When passing a device which is behind a legacy PCI Bridge through to a guest Xen incorrectly configures the VT-d hardware. This could allow incorrect interrupts to be injected to other guests which also have passthrough devices. In a typical Xen system many devices are owned by domain 0 or driver domains, leaving them vulnerable to such an attack. Such a DoS is likely to have an impact on other guests running in the system. On systems using Intel VT-d for PCI passthrough a malicious domain, given access to a device which is behind a legacy PCI bridge, can mount a denial of service attack affecting the whole system. Acknowledgements: Red Hat would like to thank the Xen project for reporting this issue.
Statement: Not vulnerable. This issue did not affect the versions of the kernel-xen package as shipped with Red Hat Enterprise Linux 5. This issue did not affect Red Hat Enterprise Linux 6 and Red Hat Enterprise MRG as we did not have support for Xen hypervisor.
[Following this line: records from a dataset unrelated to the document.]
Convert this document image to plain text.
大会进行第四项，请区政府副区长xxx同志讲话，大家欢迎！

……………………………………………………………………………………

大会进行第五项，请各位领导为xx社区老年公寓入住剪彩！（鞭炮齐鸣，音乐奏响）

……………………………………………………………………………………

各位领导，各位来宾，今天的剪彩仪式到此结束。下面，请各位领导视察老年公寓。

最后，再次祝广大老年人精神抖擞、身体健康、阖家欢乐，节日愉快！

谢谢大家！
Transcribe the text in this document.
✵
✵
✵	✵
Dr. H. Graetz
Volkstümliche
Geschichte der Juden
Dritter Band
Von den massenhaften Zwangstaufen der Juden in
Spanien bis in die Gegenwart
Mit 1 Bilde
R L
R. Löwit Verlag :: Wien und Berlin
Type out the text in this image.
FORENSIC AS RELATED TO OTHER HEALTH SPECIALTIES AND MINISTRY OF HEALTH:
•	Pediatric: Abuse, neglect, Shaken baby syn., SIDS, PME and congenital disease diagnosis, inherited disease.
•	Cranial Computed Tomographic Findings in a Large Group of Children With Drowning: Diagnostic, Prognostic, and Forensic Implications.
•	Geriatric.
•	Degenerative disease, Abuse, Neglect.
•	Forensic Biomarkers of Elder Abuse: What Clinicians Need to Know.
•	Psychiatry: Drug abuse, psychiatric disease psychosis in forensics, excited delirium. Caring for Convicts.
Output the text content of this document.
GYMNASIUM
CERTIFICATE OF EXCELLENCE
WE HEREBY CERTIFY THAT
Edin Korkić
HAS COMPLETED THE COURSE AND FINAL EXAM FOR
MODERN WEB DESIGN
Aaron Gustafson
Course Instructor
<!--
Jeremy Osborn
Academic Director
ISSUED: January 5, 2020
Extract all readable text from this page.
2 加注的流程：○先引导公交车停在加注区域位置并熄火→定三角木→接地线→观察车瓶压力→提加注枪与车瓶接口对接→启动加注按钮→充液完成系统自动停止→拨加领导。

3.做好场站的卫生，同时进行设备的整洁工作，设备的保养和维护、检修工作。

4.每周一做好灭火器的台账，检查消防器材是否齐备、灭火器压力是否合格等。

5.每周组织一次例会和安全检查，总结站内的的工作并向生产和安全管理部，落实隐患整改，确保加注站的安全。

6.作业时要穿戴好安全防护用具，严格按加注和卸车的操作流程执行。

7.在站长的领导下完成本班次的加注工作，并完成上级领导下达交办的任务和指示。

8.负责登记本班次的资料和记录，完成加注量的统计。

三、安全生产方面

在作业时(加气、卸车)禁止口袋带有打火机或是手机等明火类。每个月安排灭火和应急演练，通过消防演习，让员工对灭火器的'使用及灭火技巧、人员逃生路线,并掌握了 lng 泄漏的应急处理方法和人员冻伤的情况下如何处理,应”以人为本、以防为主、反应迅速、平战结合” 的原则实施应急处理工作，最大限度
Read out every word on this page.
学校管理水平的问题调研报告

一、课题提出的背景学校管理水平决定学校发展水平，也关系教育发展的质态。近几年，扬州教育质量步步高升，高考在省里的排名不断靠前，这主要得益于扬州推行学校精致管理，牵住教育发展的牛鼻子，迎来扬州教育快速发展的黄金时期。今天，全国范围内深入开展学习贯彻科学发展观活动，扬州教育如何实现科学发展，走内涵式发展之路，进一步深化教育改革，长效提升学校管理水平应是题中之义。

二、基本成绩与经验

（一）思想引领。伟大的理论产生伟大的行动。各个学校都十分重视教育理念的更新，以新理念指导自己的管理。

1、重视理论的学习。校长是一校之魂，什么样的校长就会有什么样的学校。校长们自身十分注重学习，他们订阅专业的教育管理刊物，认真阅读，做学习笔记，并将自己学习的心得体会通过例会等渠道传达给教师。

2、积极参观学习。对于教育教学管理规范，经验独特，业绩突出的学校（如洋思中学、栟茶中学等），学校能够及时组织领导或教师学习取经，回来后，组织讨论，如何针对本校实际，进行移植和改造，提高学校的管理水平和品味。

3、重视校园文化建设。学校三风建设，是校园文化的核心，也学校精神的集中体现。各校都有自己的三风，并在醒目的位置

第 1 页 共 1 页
Created xen tracking bugs for this issue Affects: fedora-all [bug 893568]
xen-4.1.4-2.fc17 has been pushed to the Fedora 17 stable repository. If problems still persist, please make note of it in this bug report.
xen-4.2.1-3.fc18 has been pushed to the Fedora 18 stable repository. If problems still persist, please make note of it in this bug report.
xen-4.1.4-3.fc16 has been pushed to the Fedora 16 stable repository. If problems still persist, please make note of it in this bug report.